By
Richard CairneyJanuary 24, 2012

Thomas Thundat, who holds the Canada Excellence Research Chair in Oil Sands Molecular Engineering, has been awarded $800,000 for research into the development of tools and techniques to understand oilsands at the nanoscale.
Edmonton—Three Faculty of Engineering professors have received a financial boost for their research projects from the Canada Foundation for Innovation.
Thomas Thundat of the Department of Chemical and Materials Engineering and Department of Civil and Environmental Engineering professors Yaman Boluk and Alireza Bayat are among seven University of Alberta researchers to receive CFI Leaders Opportunity Fund grants. The awards are part of a national announcement adding $33 million in funding to researchers across the country, including $2.7 million to the U of A.

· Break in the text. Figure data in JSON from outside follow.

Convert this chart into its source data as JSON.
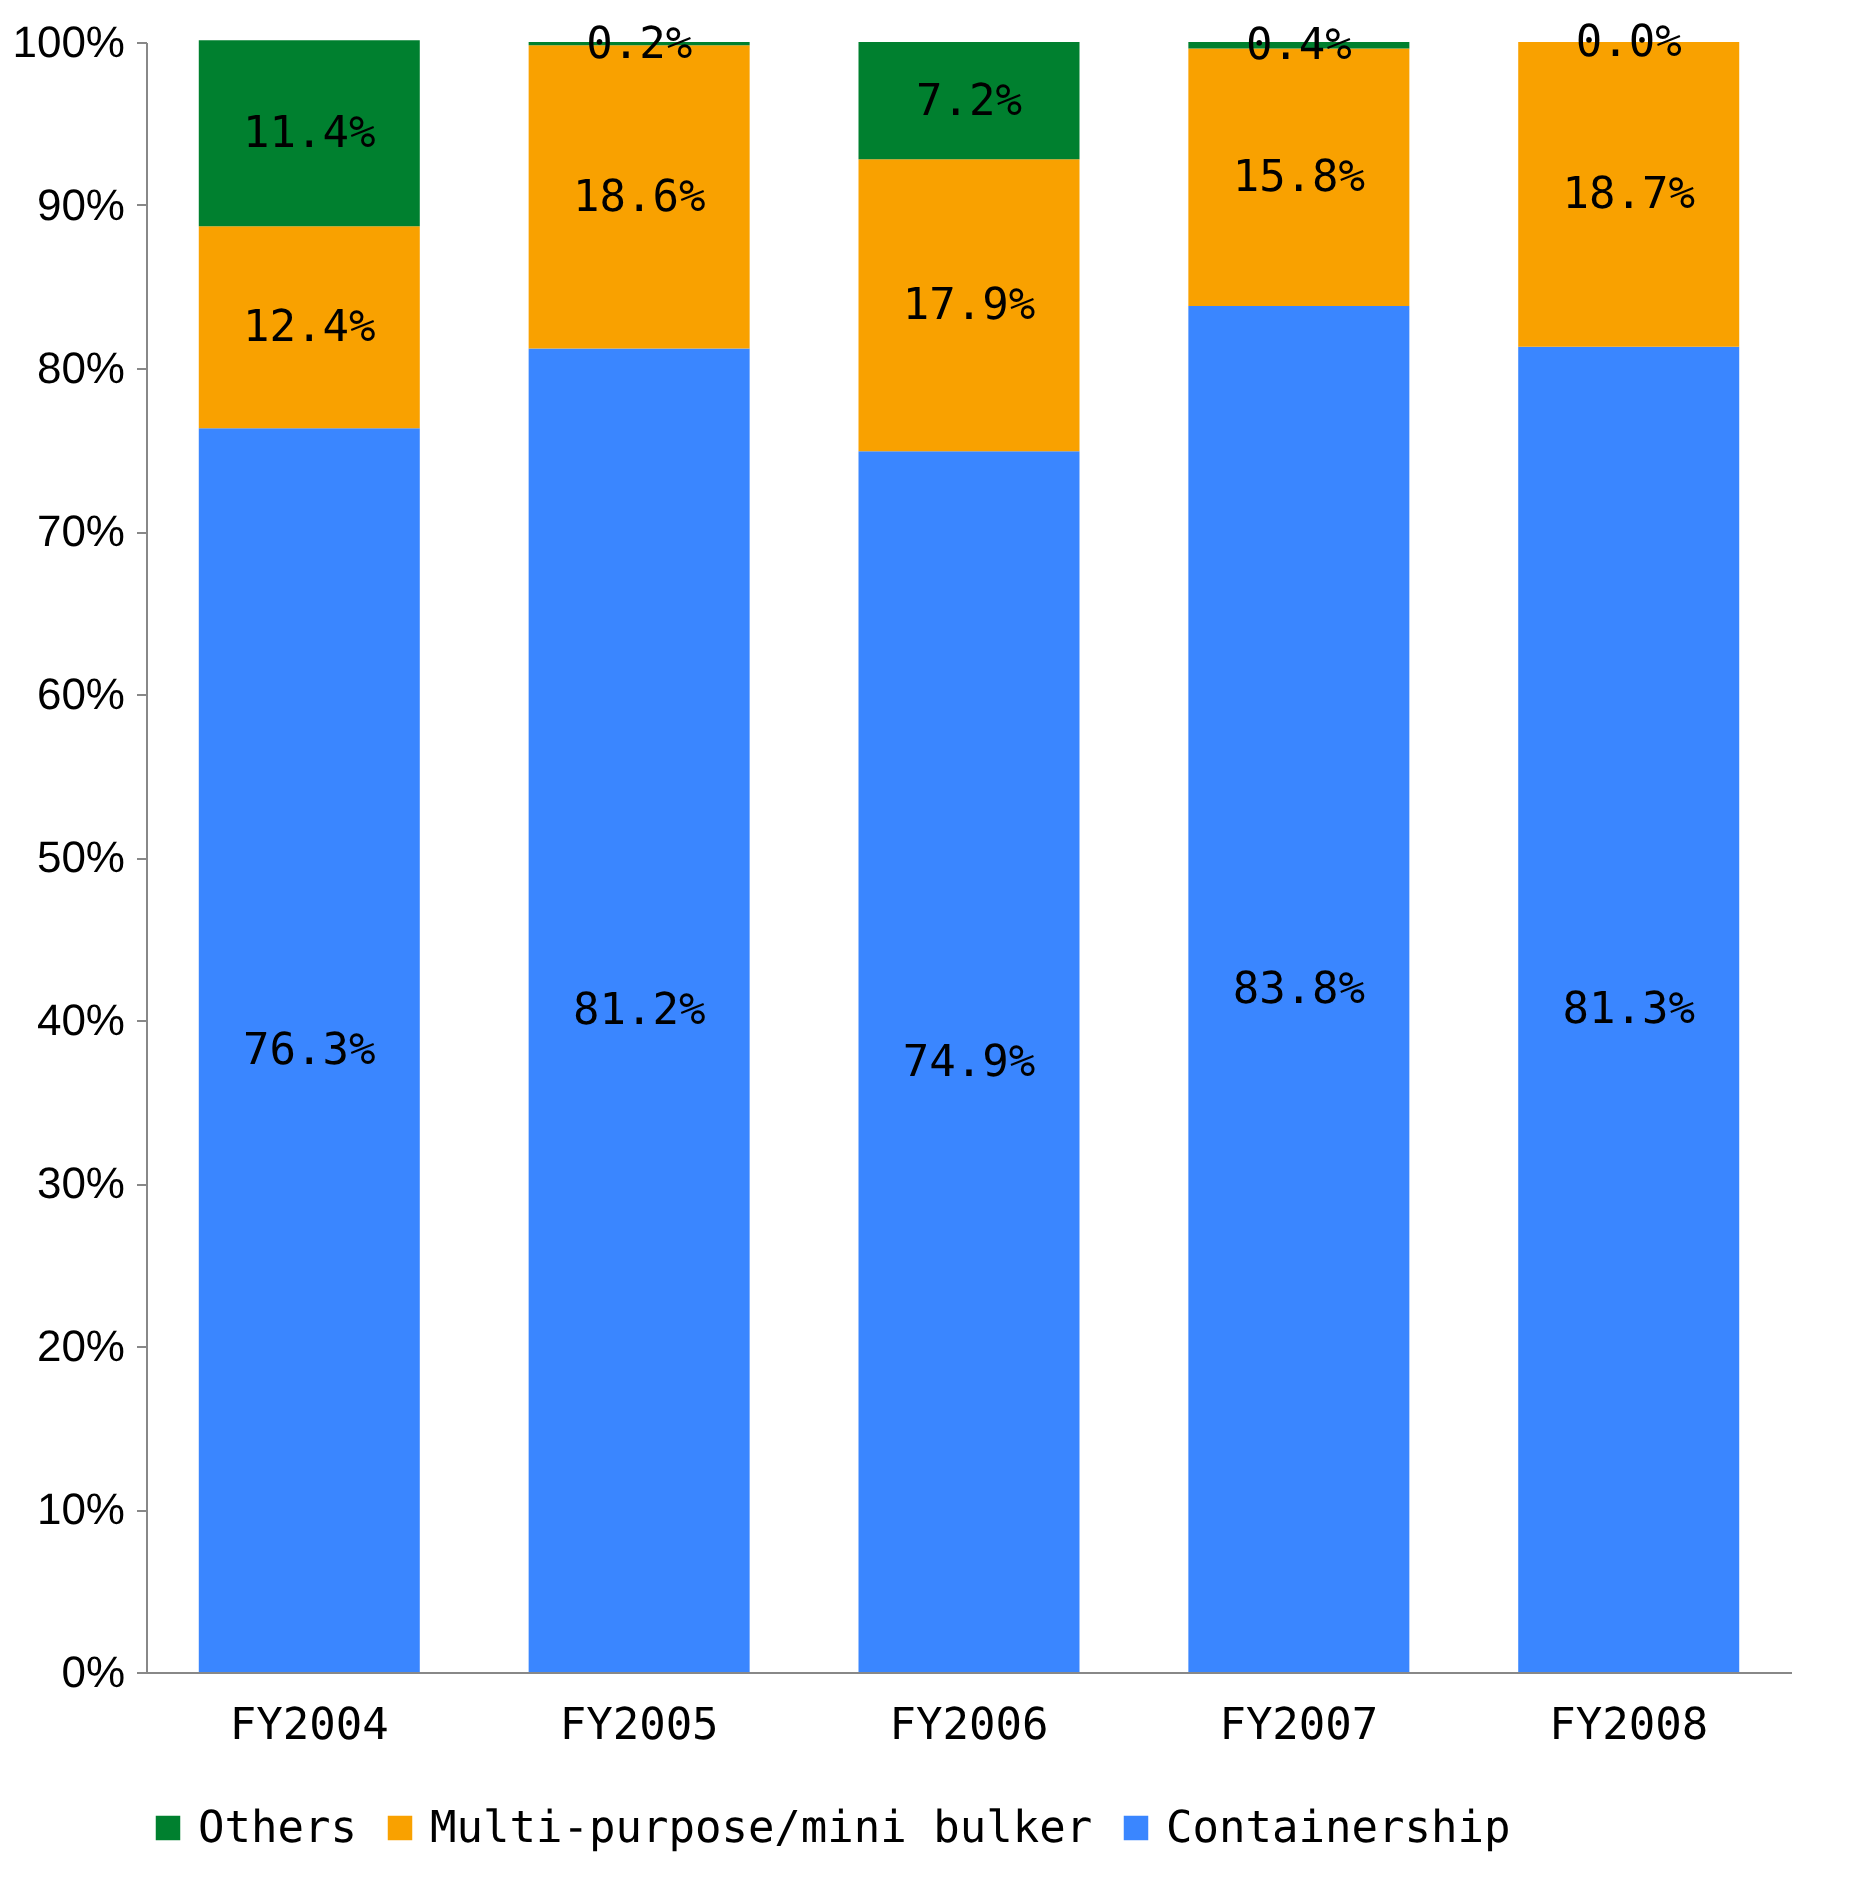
{
  "chart_data": {
    "type": "bar",
    "stacked": true,
    "categories": [
      "FY2004",
      "FY2005",
      "FY2006",
      "FY2007",
      "FY2008"
    ],
    "series": [
      {
        "name": "Containership",
        "color": "#3a86ff",
        "values": [
          76.3,
          81.2,
          74.9,
          83.8,
          81.3
        ],
        "value_labels": [
          "76.3%",
          "81.2%",
          "74.9%",
          "83.8%",
          "81.3%"
        ]
      },
      {
        "name": "Multi-purpose/mini bulker",
        "color": "#f9a100",
        "values": [
          12.4,
          18.6,
          17.9,
          15.8,
          18.7
        ],
        "value_labels": [
          "12.4%",
          "18.6%",
          "17.9%",
          "15.8%",
          "18.7%"
        ]
      },
      {
        "name": "Others",
        "color": "#00802f",
        "values": [
          11.4,
          0.2,
          7.2,
          0.4,
          0.0
        ],
        "value_labels": [
          "11.4%",
          "0.2%",
          "7.2%",
          "0.4%",
          "0.0%"
        ]
      }
    ],
    "ylim": [
      0,
      100
    ],
    "yticks": [
      {
        "value": 0,
        "label": "0%"
      },
      {
        "value": 10,
        "label": "10%"
      },
      {
        "value": 20,
        "label": "20%"
      },
      {
        "value": 30,
        "label": "30%"
      },
      {
        "value": 40,
        "label": "40%"
      },
      {
        "value": 50,
        "label": "50%"
      },
      {
        "value": 60,
        "label": "60%"
      },
      {
        "value": 70,
        "label": "70%"
      },
      {
        "value": 80,
        "label": "80%"
      },
      {
        "value": 90,
        "label": "90%"
      },
      {
        "value": 100,
        "label": "100%"
      }
    ],
    "legend": "bottom"
  }
}
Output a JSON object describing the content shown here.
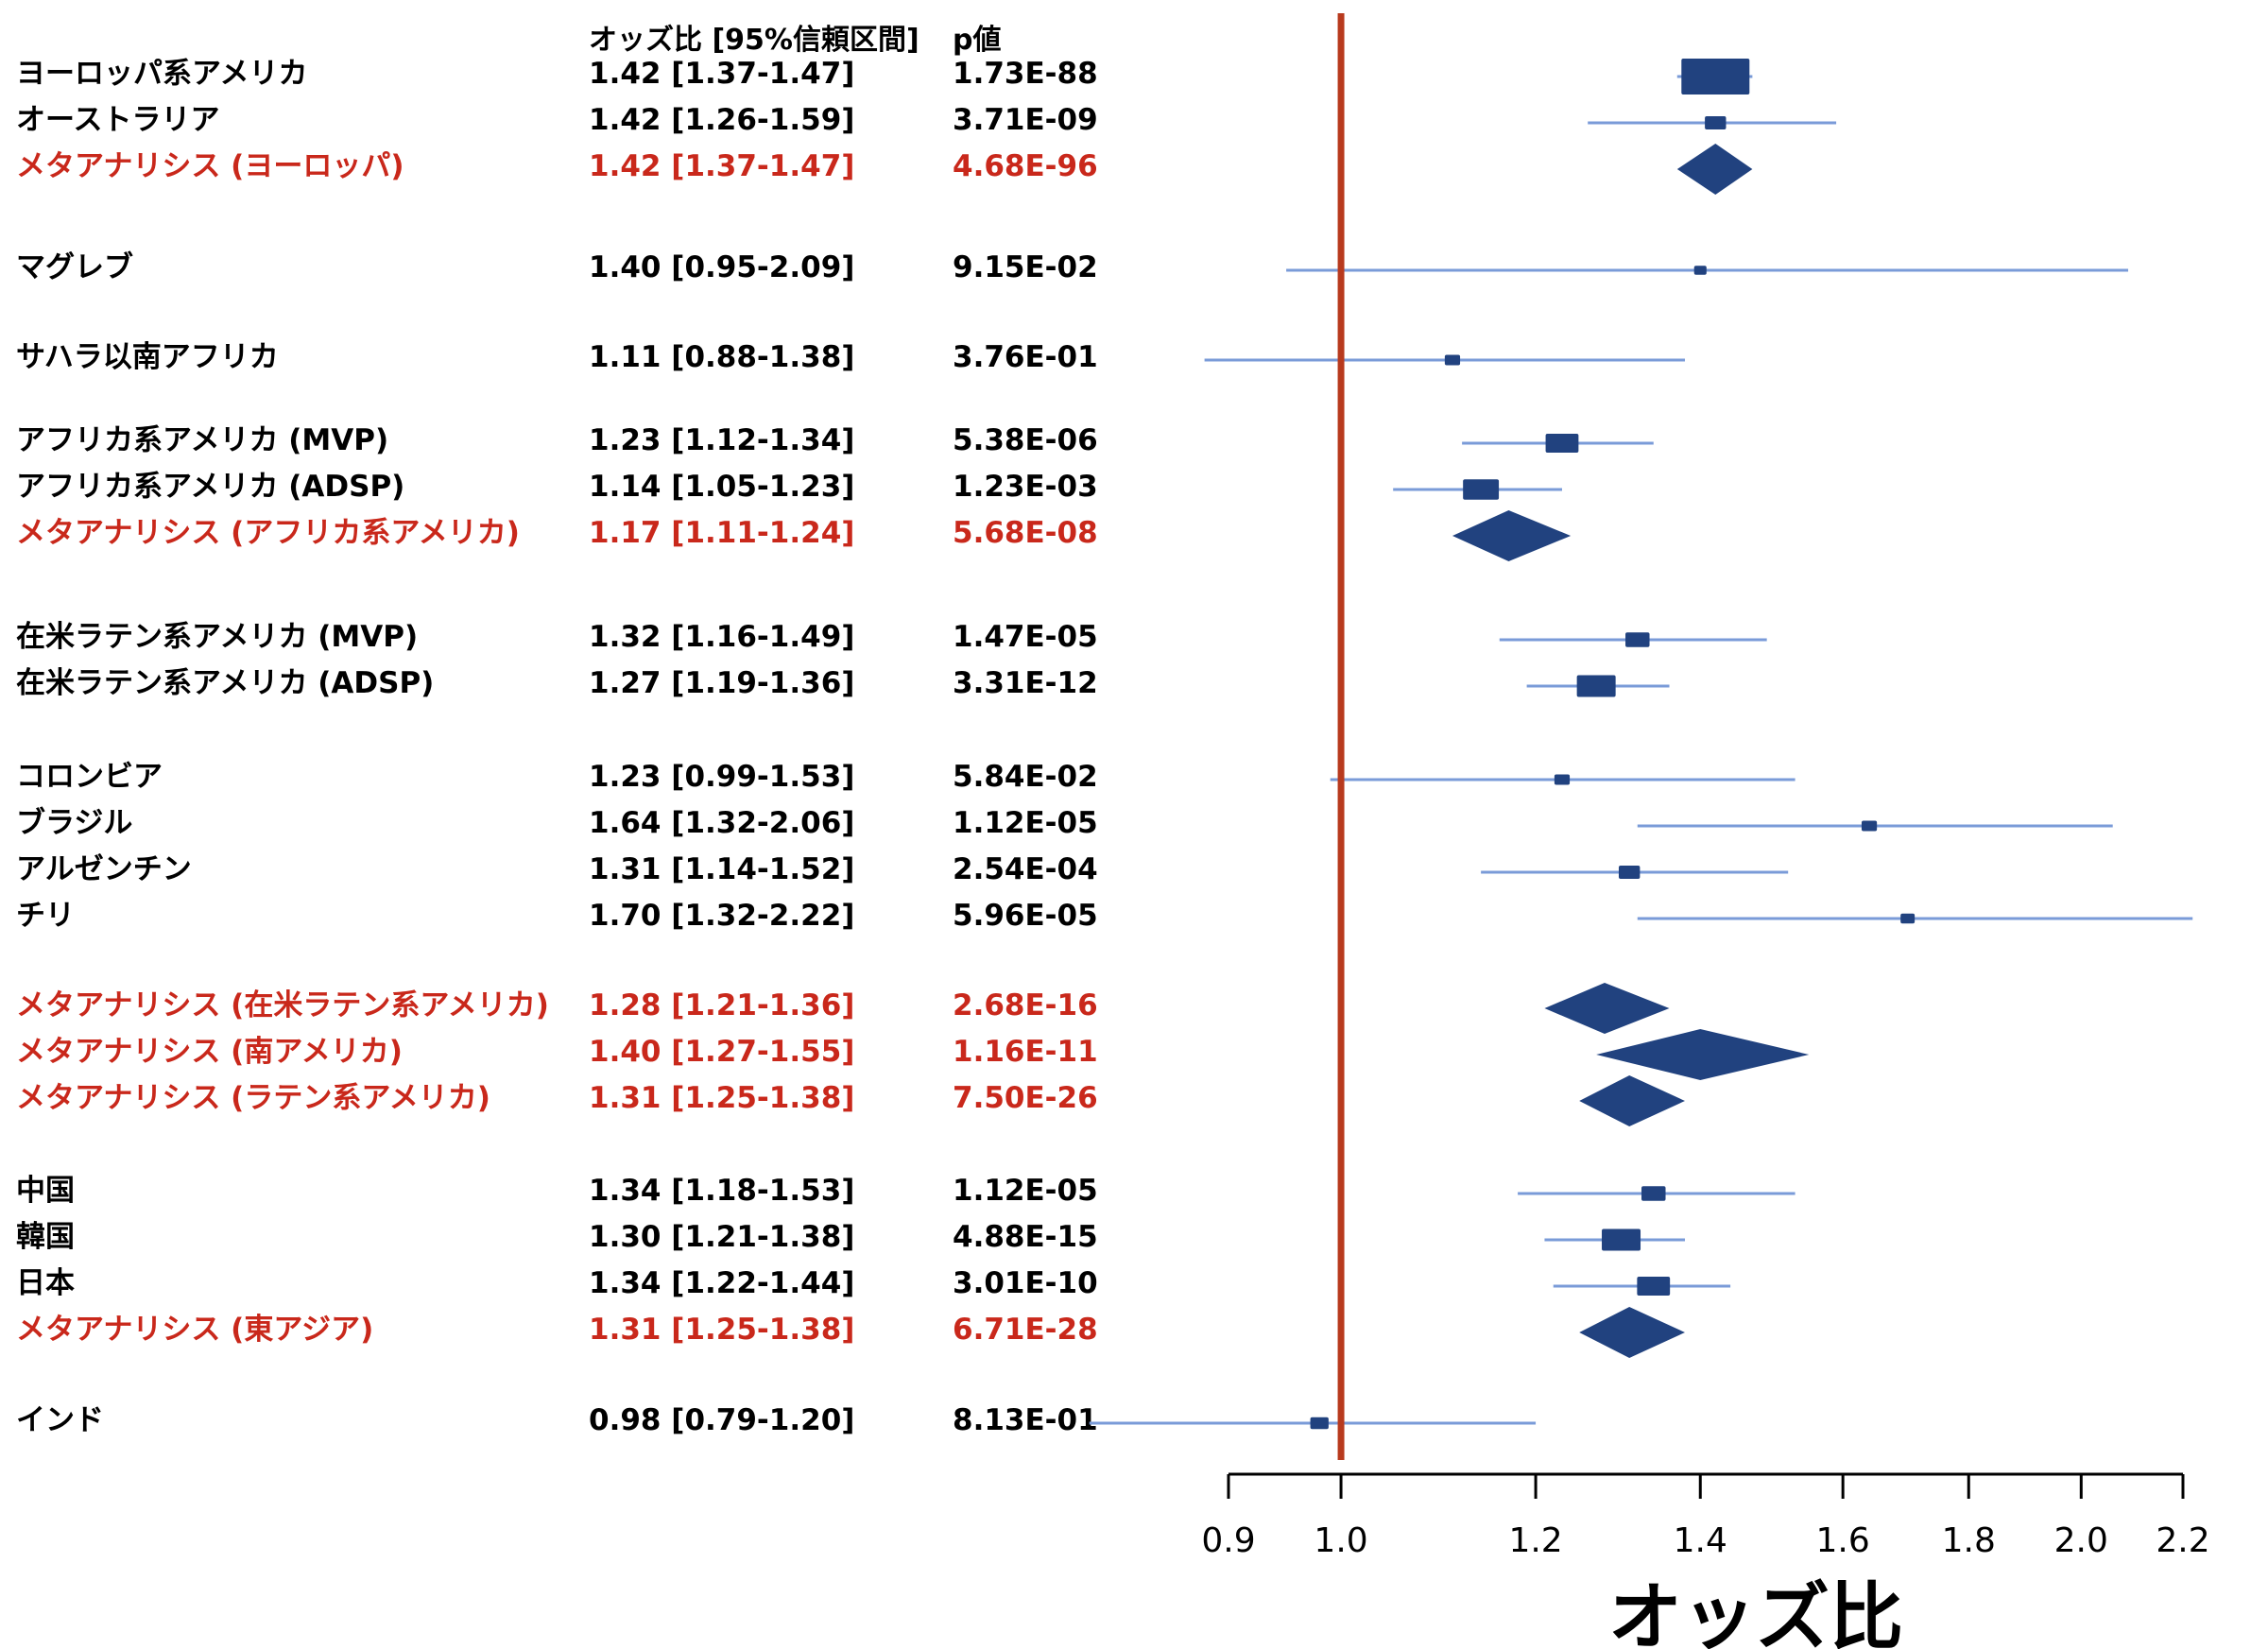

In the Faculty of Engineering, the funding will support research into cleaner technologies for oilsands extraction, new transportation engineering advances that could improve the safety of our roads and research into soft metals for use in areas such as new lubricants.
Boluk was awarded $100,000 to help establish a research facility for nanocellulose processing and application and Bayat received more than $250,000 to help support his research into the use of non-traditional materials, such as recycled tires and Styrofoam, to improve the performance of pavement in cold regions.
Thundat was awarded $800,000 for research into the development of tools and techniques to understand oilsands at the nanoscale.
“Oilsands operations are immense and the scale is huge, but discoveries at the nano-scale will make a difference,” said Thundat, who holds the Canada Excellence Research Chair in Oil Sands Molecular Engineering.
The federal funding, he added, will help develop “the next generation of tools and techniques for improved oilsands processing” and could ultimately lead to technology that reduces or eliminates tailings—a toxic byproduct of the oilsands separation process.
The funding announcement was made by member of Parliament and Minister of State for Science and Technology Gary Goodyear at Thundat’s lab in the National Institute for Nanotechnology, based at the U of A.
Dean of Engineering David Lynch pointed out that the lab the announcement was made in “wouldn’t be here without funding from the CFI.”
“CFI funds were partially responsible for building this floor and outfitting this lab,” Lynch said, calling the funding program “transformative.”
Lynch added that funding programs such as the CFI do more than allow researchers to purchase equipment, they help universities attract the best and brightest graduate students, post-doctoral fellows and researchers in the world.
“Thomas is an example of how having cutting-edge facilities helps in attracting the best researchers from around the world,” Lynch said.